And there was I thinking there was light at the end of the tunnel! The projects that had just recently immerged from enforced hibernation were about to be mothballed yet again!

The question of how to respond to this latest setback got me thinking of the many of us stuck at home and how to make best use of our heads and minds for the extra time on our hands. A difficult set of criteria to satisfy; some might even claim mutually exclusive! I beg to differ. As they say, every cloud has a silver lining and in this case it has created a wonderful opportunity; the chance to start putting pen to paper to write the novel that you’ve have always had inside you.

How do you make a start? you may ask. It’s easier than you think. Here are a few tips.

First, choose an original subject that you consider will make an interesting story. Open a file on the computer and give it a working title. Then, set out a one-page synopsis of the story. This is actually a lot harder than it sounds as it will inevitably change as the book evolves. Some writers spend a lot of time planning and doing research, others like me tend to get going straight away and allow the story to develop as they go along. It’s your choice.

Once you’ve made the decision to give it a go, the secret is to keep at it. But what about writer’s block?  I imagine it happens to everyone at some time or other. The difference is how you deal with it. For me, the best way is always to edit my last piece of work, which will usually throw up a multitude of new ideas and with them, inevitably, a new set of problems involving plot or character that have to be solved. I learned a long time ago that writing is a hard and often tortuous process, but as the saying goes: Where there’s no pain there’s no gain. Writing, for many including myself, has provided a sense of purpose and well-being that were missing from my previous career in commerce.

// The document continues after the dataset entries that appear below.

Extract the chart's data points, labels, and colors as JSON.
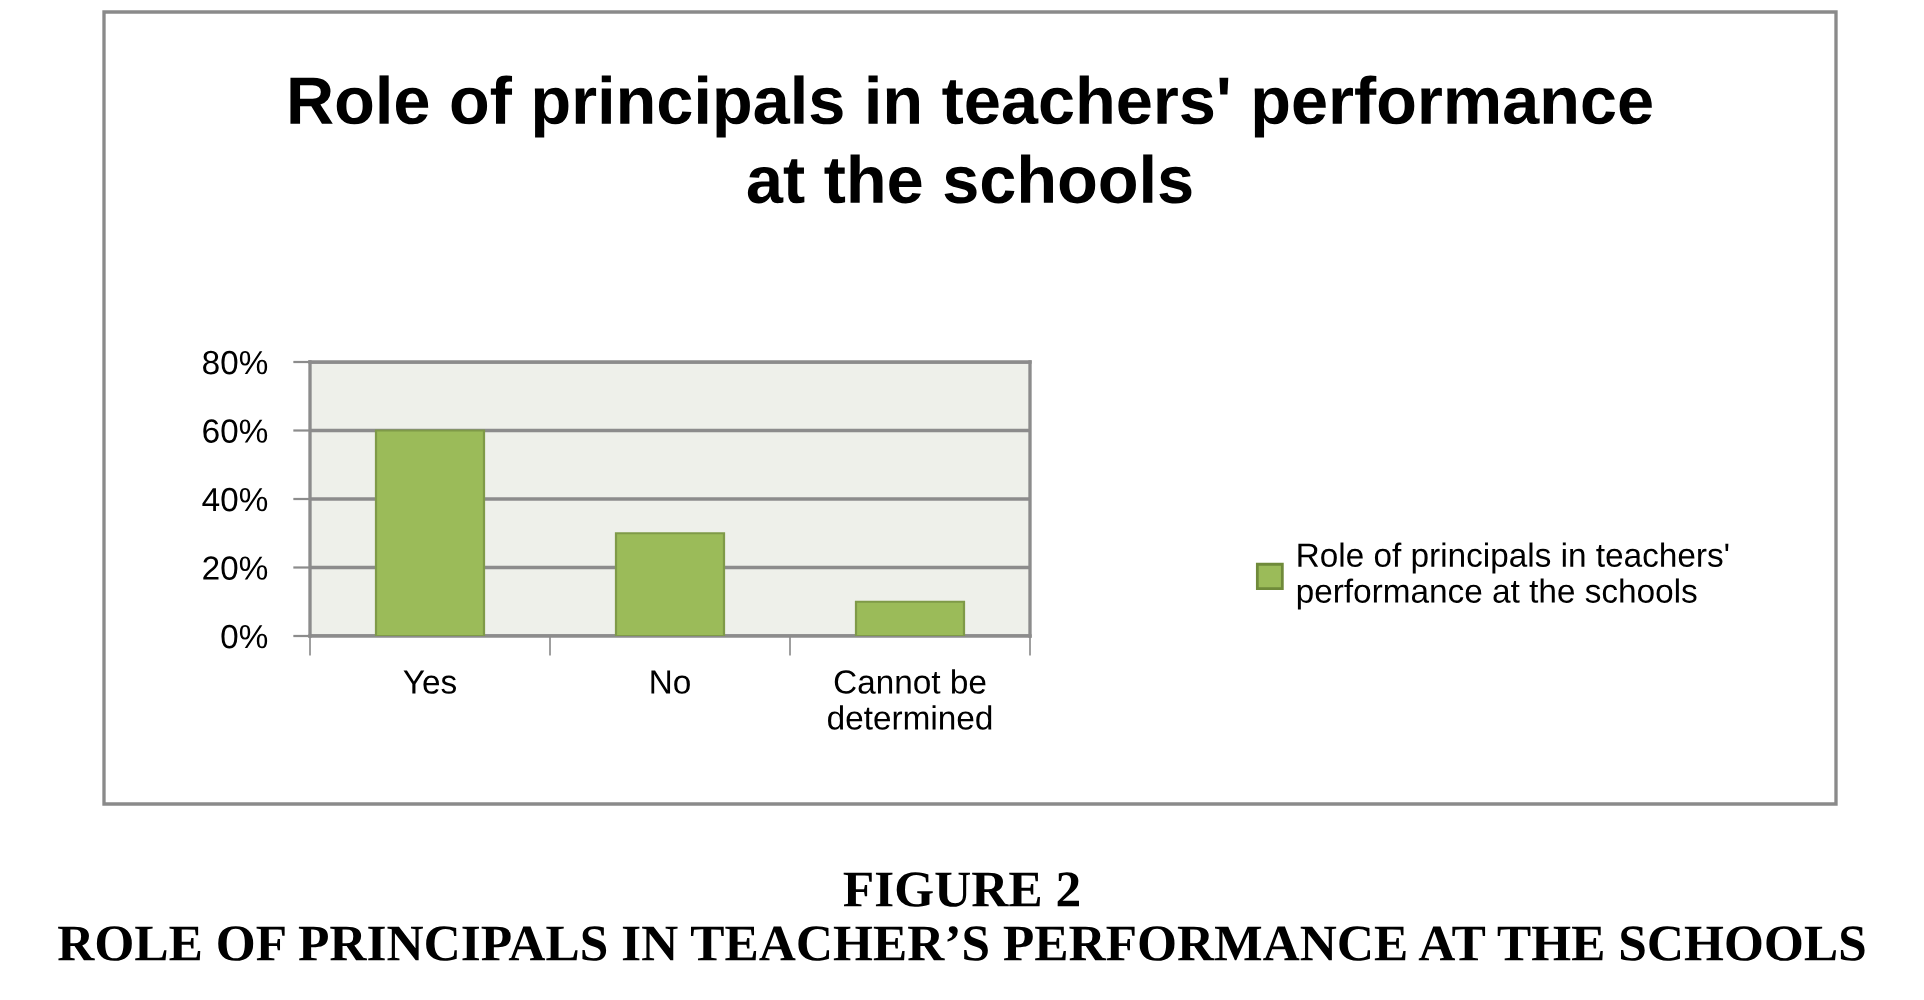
{
  "chart_data": {
    "type": "bar",
    "title": "Role of principals in teachers' performance at the schools",
    "categories": [
      "Yes",
      "No",
      "Cannot be determined"
    ],
    "series": [
      {
        "name": "Role of principals in teachers' performance at the schools",
        "color": "#9bbb59",
        "values": [
          60,
          30,
          10
        ]
      }
    ],
    "ylim": [
      0,
      80
    ],
    "yticks": [
      {
        "value": 0,
        "label": "0%"
      },
      {
        "value": 20,
        "label": "20%"
      },
      {
        "value": 40,
        "label": "40%"
      },
      {
        "value": 60,
        "label": "60%"
      },
      {
        "value": 80,
        "label": "80%"
      }
    ],
    "grid": "y",
    "legend": "right",
    "annotations": [
      "FIGURE 2",
      "ROLE OF PRINCIPALS IN TEACHER’S PERFORMANCE AT THE SCHOOLS"
    ]
  }
}
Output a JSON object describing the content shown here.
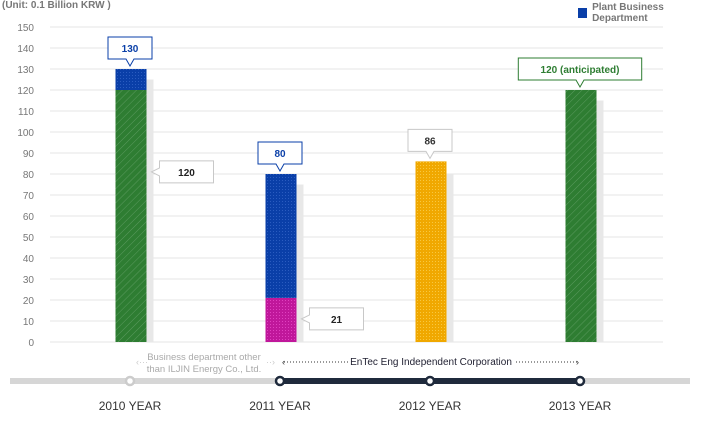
{
  "chart_data": {
    "type": "bar",
    "unit_label": "(Unit: 0.1 Billion KRW )",
    "legend": [
      {
        "name": "Plant Business Department",
        "color": "#0a3fa8"
      }
    ],
    "ylim": [
      0,
      150
    ],
    "yticks": [
      0,
      10,
      20,
      30,
      40,
      50,
      60,
      70,
      80,
      90,
      100,
      110,
      120,
      130,
      140,
      150
    ],
    "categories": [
      "2010 YEAR",
      "2011 YEAR",
      "2012 YEAR",
      "2013 YEAR"
    ],
    "bars": [
      {
        "segments": [
          {
            "from": 0,
            "to": 120,
            "color": "#2e7d32",
            "pattern": "hatch"
          },
          {
            "from": 120,
            "to": 130,
            "color": "#0a3fa8",
            "pattern": "dots"
          }
        ],
        "shadow": 125
      },
      {
        "segments": [
          {
            "from": 0,
            "to": 21,
            "color": "#c0179b",
            "pattern": "dots"
          },
          {
            "from": 21,
            "to": 80,
            "color": "#0a3fa8",
            "pattern": "dots"
          }
        ],
        "shadow": 75
      },
      {
        "segments": [
          {
            "from": 0,
            "to": 86,
            "color": "#f0a800",
            "pattern": "dots"
          }
        ],
        "shadow": 80
      },
      {
        "segments": [
          {
            "from": 0,
            "to": 120,
            "color": "#2e7d32",
            "pattern": "hatch"
          }
        ],
        "shadow": 115
      }
    ],
    "callouts": [
      {
        "bar": 0,
        "label": "130",
        "style": "top",
        "color": "#0a3fa8",
        "value": 130
      },
      {
        "bar": 0,
        "label": "120",
        "style": "side",
        "color": "#222222",
        "value": 81
      },
      {
        "bar": 1,
        "label": "80",
        "style": "top",
        "color": "#0a3fa8",
        "value": 80
      },
      {
        "bar": 1,
        "label": "21",
        "style": "side",
        "color": "#222222",
        "value": 11
      },
      {
        "bar": 2,
        "label": "86",
        "style": "top",
        "color": "#333333",
        "value": 86
      },
      {
        "bar": 3,
        "label": "120 (anticipated)",
        "style": "top",
        "color": "#2e7d32",
        "value": 120
      }
    ],
    "periods": [
      {
        "label_line1": "Business department other",
        "label_line2": "than ILJIN Energy Co., Ltd."
      },
      {
        "label": "EnTec Eng Independent Corporation"
      }
    ]
  }
}
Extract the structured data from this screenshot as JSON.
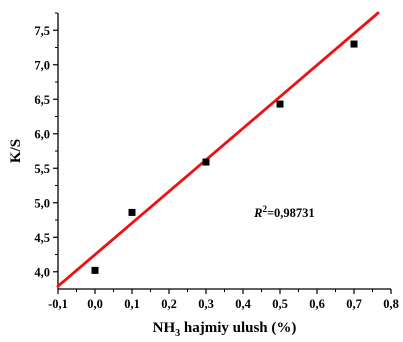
{
  "chart_data": {
    "type": "scatter",
    "title": "",
    "xlabel_main": "NH",
    "xlabel_sub": "3",
    "xlabel_rest": " hajmiy ulush (%)",
    "ylabel": "K/S",
    "xlim": [
      -0.1,
      0.8
    ],
    "ylim": [
      3.75,
      7.75
    ],
    "grid": false,
    "x_ticks": [
      -0.1,
      0.0,
      0.1,
      0.2,
      0.3,
      0.4,
      0.5,
      0.6,
      0.7,
      0.8
    ],
    "x_tick_labels": [
      "-0,1",
      "0,0",
      "0,1",
      "0,2",
      "0,3",
      "0,4",
      "0,5",
      "0,6",
      "0,7",
      "0,8"
    ],
    "y_ticks": [
      4.0,
      4.5,
      5.0,
      5.5,
      6.0,
      6.5,
      7.0,
      7.5
    ],
    "y_tick_labels": [
      "4,0",
      "4,5",
      "5,0",
      "5,5",
      "6,0",
      "6,5",
      "7,0",
      "7,5"
    ],
    "series": [
      {
        "marker": "square",
        "color": "#000000",
        "points": [
          {
            "x": 0.0,
            "y": 4.02
          },
          {
            "x": 0.1,
            "y": 4.86
          },
          {
            "x": 0.3,
            "y": 5.59
          },
          {
            "x": 0.5,
            "y": 6.43
          },
          {
            "x": 0.7,
            "y": 7.3
          }
        ]
      }
    ],
    "fit_line": {
      "color": "#ee1111",
      "x_start": -0.1,
      "y_start": 3.79,
      "x_end": 0.765,
      "y_end": 7.75
    },
    "annotation": {
      "r_letter": "R",
      "r_sup": "2",
      "r_value": "=0,98731",
      "x": 0.43,
      "y": 4.85
    }
  }
}
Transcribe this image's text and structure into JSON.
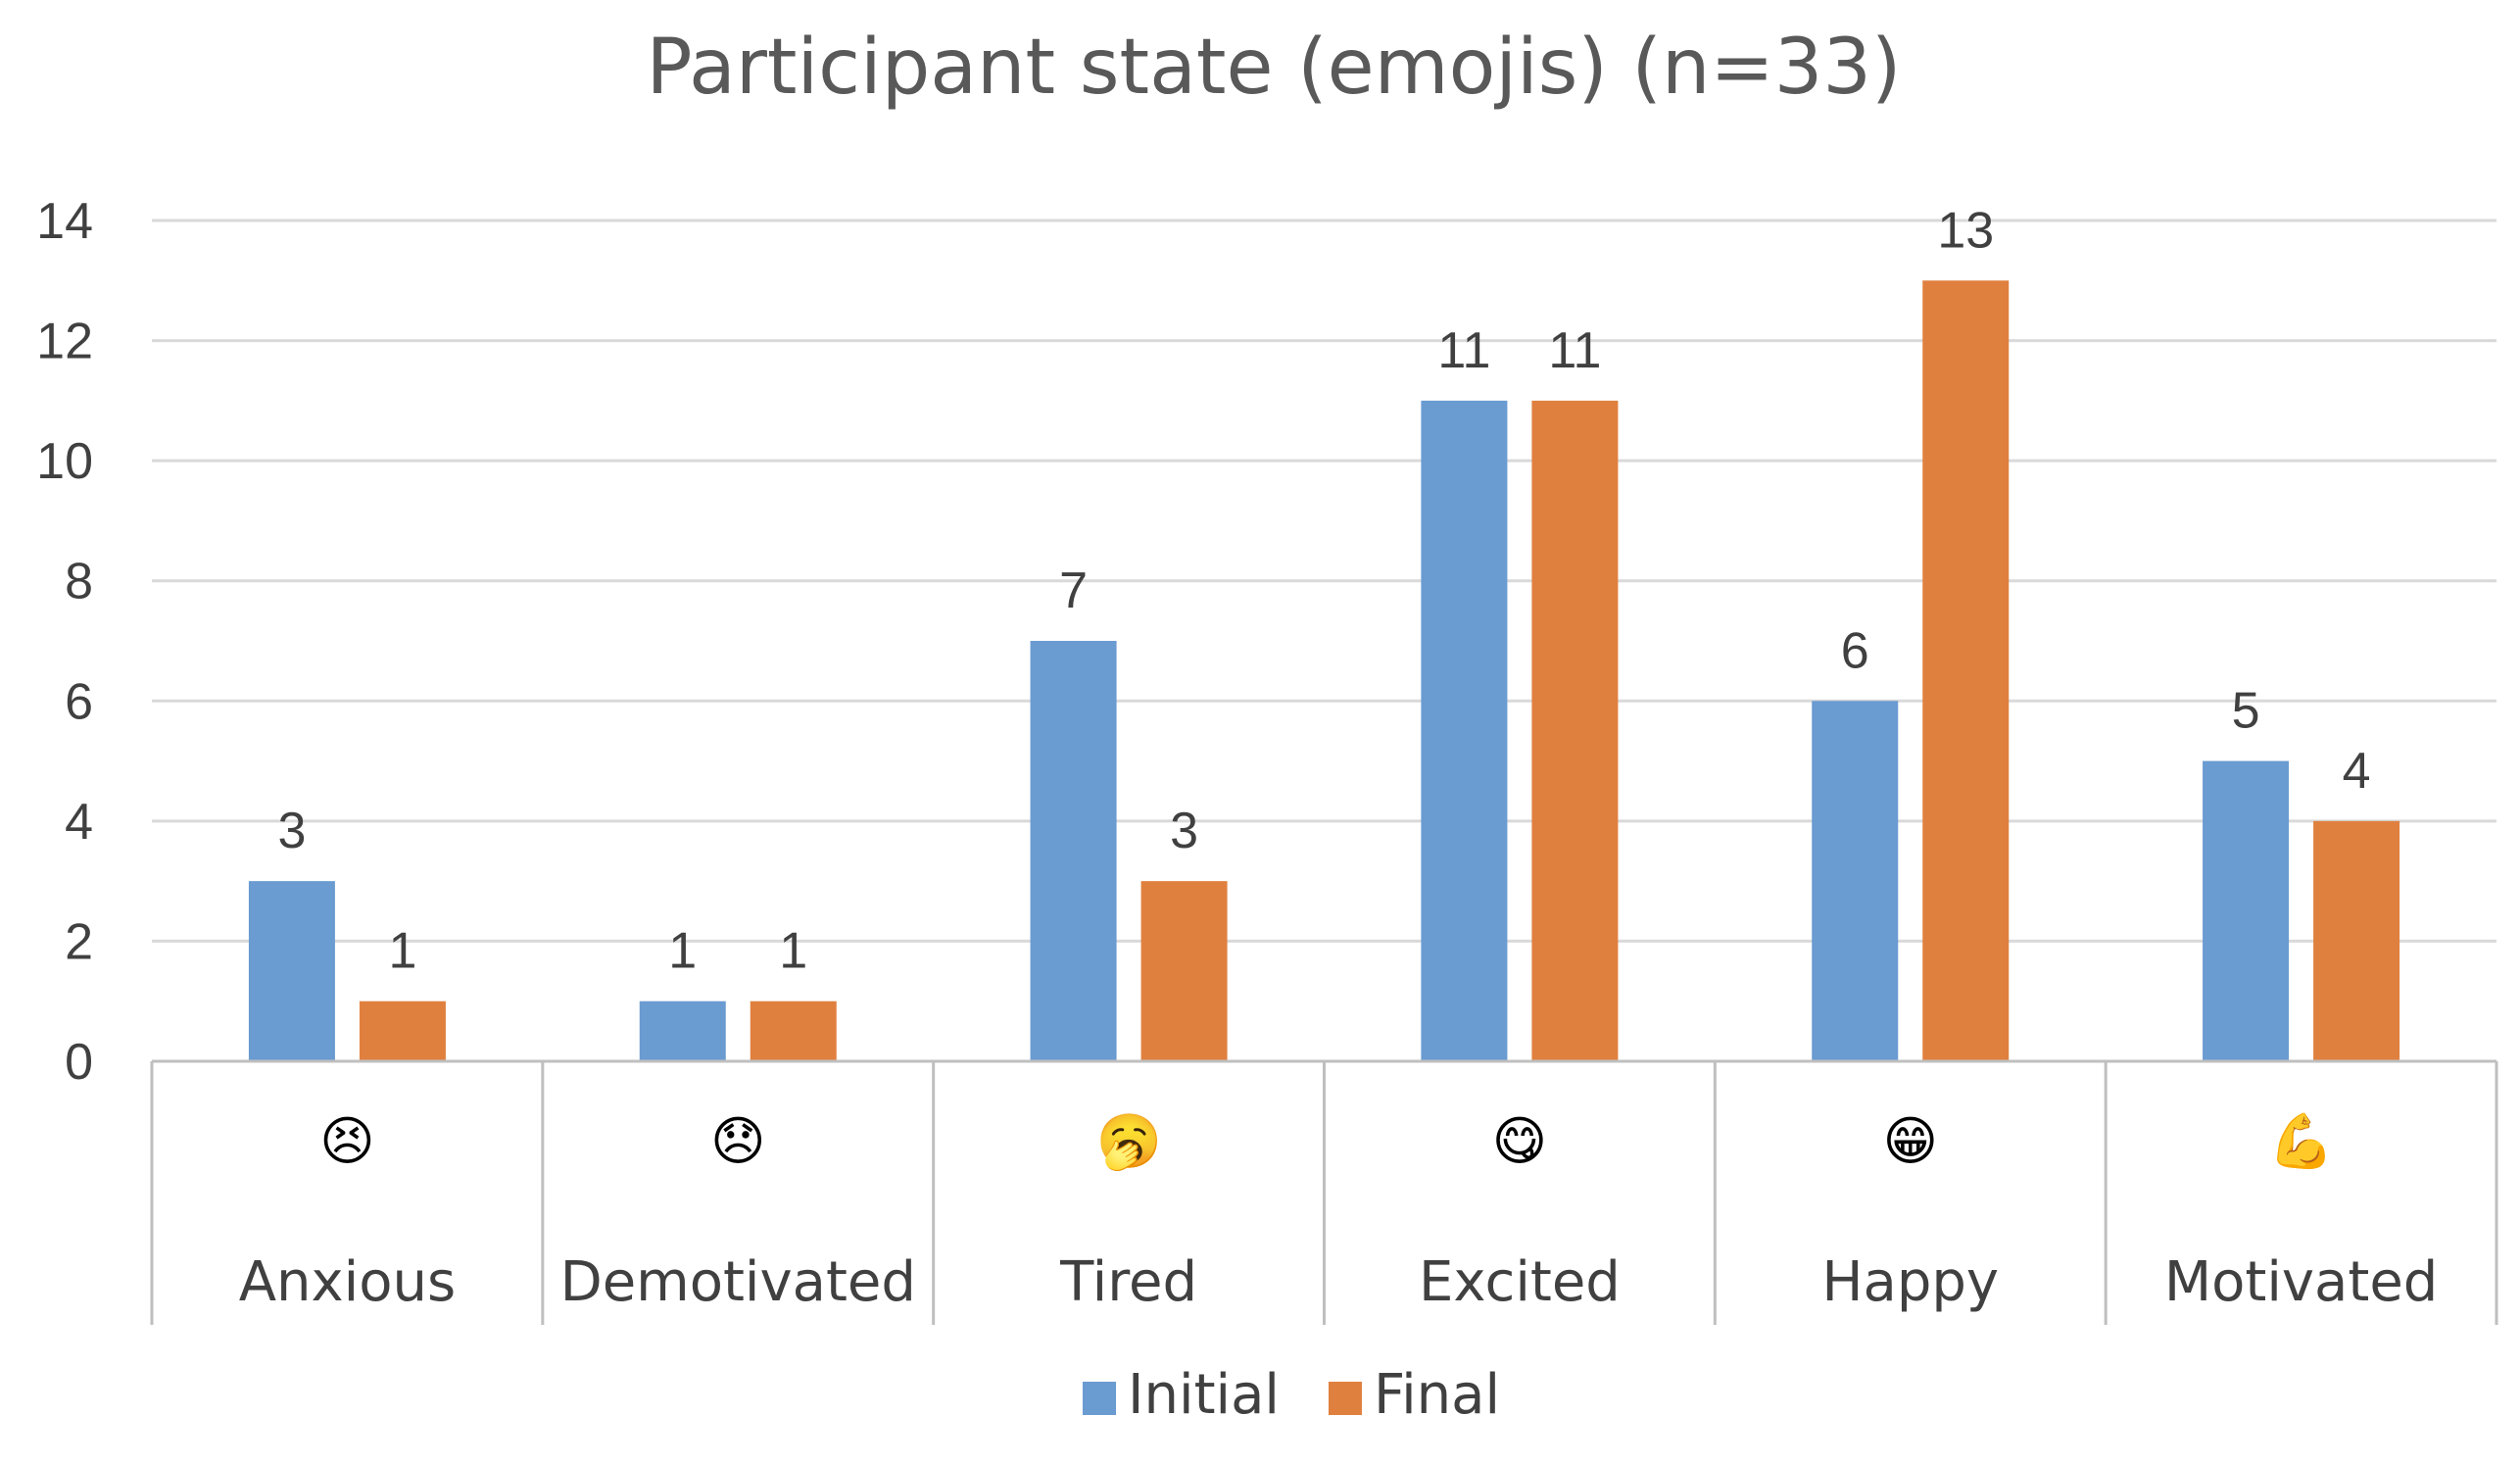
{
  "chart_data": {
    "type": "bar",
    "title": "Participant state (emojis) (n=33)",
    "categories": [
      "Anxious",
      "Demotivated",
      "Tired",
      "Excited",
      "Happy",
      "Motivated"
    ],
    "category_emojis": [
      "😣",
      "😞",
      "🥱",
      "😋",
      "😁",
      "💪"
    ],
    "category_emoji_names": [
      "persevering-face-icon",
      "disappointed-face-icon",
      "yawning-face-icon",
      "savoring-food-face-icon",
      "grinning-face-icon",
      "flexed-biceps-icon"
    ],
    "series": [
      {
        "name": "Initial",
        "color": "#6a9bd1",
        "values": [
          3,
          1,
          7,
          11,
          6,
          5
        ]
      },
      {
        "name": "Final",
        "color": "#e0803f",
        "values": [
          1,
          1,
          3,
          11,
          13,
          4
        ]
      }
    ],
    "ylim": [
      0,
      14
    ],
    "yticks": [
      "0",
      "2",
      "4",
      "6",
      "8",
      "10",
      "12",
      "14"
    ],
    "xlabel": "",
    "ylabel": "",
    "grid": true,
    "legend_position": "bottom",
    "data_labels": true
  }
}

Once you’ve got something to show, the importance of getting yourself an editor to help you on your way cannot be overestimated; in my experience, this is far more useful than any creative writing class you may have contemplated joining. Another myth that needs dispelling is that writing is a reclusive occupation. This couldn’t be further from the truth. Solitary, yes – but because the characters you have created are alive within you, you are never lonely!

Should you run out of patience pinning your hope on a traditional publisher, there’s now far less stigma attached to self-publishing, with many companies in the field that can turn your property into a reality for a reasonable cost. Just make sure you do your research.

The day you receive the first copies of your book off the press makes all your hard work worthwhile. So what now? The answer is that, provided you are not overly burdened with unhealthy expectations of conquering the world with your maiden novel, it’s probably time to think about embarking on a second book and another new adventure!